Myeloid suppressor cell levels return to normal in CD1-deficient mice after removal of primary tumor. MSC accumulate in some tumor-bearing patients and animals and are potent inhibitors of cell-mediated, tumor-specific immunity (19–23). These cells are immature cells that are in the process of differentiating into mature granulocytes, dendritic cells, or macrophages and are identified by their expression of Gr1 and CD11b. We have previously found that 4T1 tumor progression is associated with the accumulation of MSC (25). To determine if the resistance of CD1^–/– mice is related to MSC activity, MSC levels were measured in tumor-bearing CD1^–/– and CD1-competent mice.
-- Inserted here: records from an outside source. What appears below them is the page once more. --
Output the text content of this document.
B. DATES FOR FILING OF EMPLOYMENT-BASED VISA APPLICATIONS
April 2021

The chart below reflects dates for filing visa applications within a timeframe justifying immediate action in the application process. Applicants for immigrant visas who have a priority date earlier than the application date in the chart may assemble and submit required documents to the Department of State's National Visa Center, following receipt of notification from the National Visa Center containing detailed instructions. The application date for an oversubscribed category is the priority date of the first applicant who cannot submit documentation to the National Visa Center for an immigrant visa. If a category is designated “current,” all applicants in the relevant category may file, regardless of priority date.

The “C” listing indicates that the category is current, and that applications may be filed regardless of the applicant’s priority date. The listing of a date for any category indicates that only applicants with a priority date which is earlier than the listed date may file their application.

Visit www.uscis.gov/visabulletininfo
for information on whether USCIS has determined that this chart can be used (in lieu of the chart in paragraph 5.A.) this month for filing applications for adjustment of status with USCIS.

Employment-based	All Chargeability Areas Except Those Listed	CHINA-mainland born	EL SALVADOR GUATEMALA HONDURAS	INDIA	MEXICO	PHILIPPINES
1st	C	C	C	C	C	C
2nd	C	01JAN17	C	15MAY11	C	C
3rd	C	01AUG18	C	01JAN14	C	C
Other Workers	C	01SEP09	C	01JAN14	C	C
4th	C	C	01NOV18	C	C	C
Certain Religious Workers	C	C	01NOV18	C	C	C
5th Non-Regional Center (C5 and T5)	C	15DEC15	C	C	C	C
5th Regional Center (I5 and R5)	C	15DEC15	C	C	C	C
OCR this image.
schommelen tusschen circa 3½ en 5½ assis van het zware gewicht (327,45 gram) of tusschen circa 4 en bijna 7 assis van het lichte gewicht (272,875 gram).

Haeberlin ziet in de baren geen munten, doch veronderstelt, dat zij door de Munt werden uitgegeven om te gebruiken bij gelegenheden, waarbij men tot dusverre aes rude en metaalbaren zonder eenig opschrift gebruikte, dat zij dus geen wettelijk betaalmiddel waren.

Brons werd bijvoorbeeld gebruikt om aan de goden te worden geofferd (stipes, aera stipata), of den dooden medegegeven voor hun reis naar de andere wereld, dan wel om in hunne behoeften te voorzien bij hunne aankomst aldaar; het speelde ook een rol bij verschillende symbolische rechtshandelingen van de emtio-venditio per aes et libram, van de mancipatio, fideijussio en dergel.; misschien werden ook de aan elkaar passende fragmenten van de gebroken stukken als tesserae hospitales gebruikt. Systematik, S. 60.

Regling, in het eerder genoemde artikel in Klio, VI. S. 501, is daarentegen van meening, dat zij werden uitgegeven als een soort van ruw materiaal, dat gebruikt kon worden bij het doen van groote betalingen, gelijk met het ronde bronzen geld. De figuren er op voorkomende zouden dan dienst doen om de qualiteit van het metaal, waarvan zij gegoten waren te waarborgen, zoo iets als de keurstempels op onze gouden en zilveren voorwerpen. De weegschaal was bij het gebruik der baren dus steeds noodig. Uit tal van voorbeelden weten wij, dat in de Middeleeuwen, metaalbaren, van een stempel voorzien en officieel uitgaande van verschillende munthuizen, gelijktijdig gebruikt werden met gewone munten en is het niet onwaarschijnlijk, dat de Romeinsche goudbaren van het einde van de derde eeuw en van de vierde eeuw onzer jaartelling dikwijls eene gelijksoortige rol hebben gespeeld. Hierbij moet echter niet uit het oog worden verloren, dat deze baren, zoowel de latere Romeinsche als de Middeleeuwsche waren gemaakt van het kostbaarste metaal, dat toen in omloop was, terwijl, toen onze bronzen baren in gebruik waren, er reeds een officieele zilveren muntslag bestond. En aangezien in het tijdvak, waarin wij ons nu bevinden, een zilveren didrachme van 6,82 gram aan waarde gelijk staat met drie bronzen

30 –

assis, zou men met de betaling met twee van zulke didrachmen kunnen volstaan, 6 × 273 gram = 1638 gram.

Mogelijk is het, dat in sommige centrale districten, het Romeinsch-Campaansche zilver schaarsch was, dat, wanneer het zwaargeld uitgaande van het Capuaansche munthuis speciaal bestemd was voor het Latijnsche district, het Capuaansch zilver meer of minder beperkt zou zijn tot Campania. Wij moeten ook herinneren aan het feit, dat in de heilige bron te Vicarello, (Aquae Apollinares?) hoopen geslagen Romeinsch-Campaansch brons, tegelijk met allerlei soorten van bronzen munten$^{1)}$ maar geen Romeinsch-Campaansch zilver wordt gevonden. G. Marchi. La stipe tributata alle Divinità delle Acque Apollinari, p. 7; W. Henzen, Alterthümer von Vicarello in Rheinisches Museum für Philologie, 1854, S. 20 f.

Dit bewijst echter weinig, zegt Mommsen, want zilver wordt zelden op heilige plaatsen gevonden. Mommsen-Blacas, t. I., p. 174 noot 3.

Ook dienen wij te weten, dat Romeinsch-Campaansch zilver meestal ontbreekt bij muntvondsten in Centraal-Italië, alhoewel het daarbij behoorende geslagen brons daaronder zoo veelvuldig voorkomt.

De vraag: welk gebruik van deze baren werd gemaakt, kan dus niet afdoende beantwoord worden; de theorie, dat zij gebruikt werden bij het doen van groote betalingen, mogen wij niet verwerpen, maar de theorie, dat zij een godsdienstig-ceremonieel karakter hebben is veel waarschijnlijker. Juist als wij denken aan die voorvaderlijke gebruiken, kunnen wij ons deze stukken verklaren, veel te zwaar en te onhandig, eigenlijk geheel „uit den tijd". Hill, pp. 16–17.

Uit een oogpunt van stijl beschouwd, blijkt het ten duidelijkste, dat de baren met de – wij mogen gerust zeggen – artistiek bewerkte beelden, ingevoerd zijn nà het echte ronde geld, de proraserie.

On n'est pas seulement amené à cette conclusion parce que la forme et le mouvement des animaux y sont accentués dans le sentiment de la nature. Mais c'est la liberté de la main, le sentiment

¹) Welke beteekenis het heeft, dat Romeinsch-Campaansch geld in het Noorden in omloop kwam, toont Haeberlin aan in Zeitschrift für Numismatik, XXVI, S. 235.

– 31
CD1^–/– and wild-type BALB/c mice were inoculated with 4T1 tumor cells, and splenocytes were harvested 30 to 39 days later and analyzed for CD11b⁺ Gr1⁺ cells (tumor diameter at surgery: BALB/c, 6.05 ± 0.75 mm; CD1^–/–, 6.38 ± 0.8 mm). Tumor-free BALB/c and CD1^–/– mice have <8% splenic MSC, whereas tumor-bearing (non-surgery) mice have elevated levels of MSC (Fig. 2A; BALB/c, 23 ± 11%; CD1^–/–, 26 ± 5%). Therefore, non-surgery CD1^–/– and CD1-competent mice both have elevated levels of MSC relative to tumor-free mice.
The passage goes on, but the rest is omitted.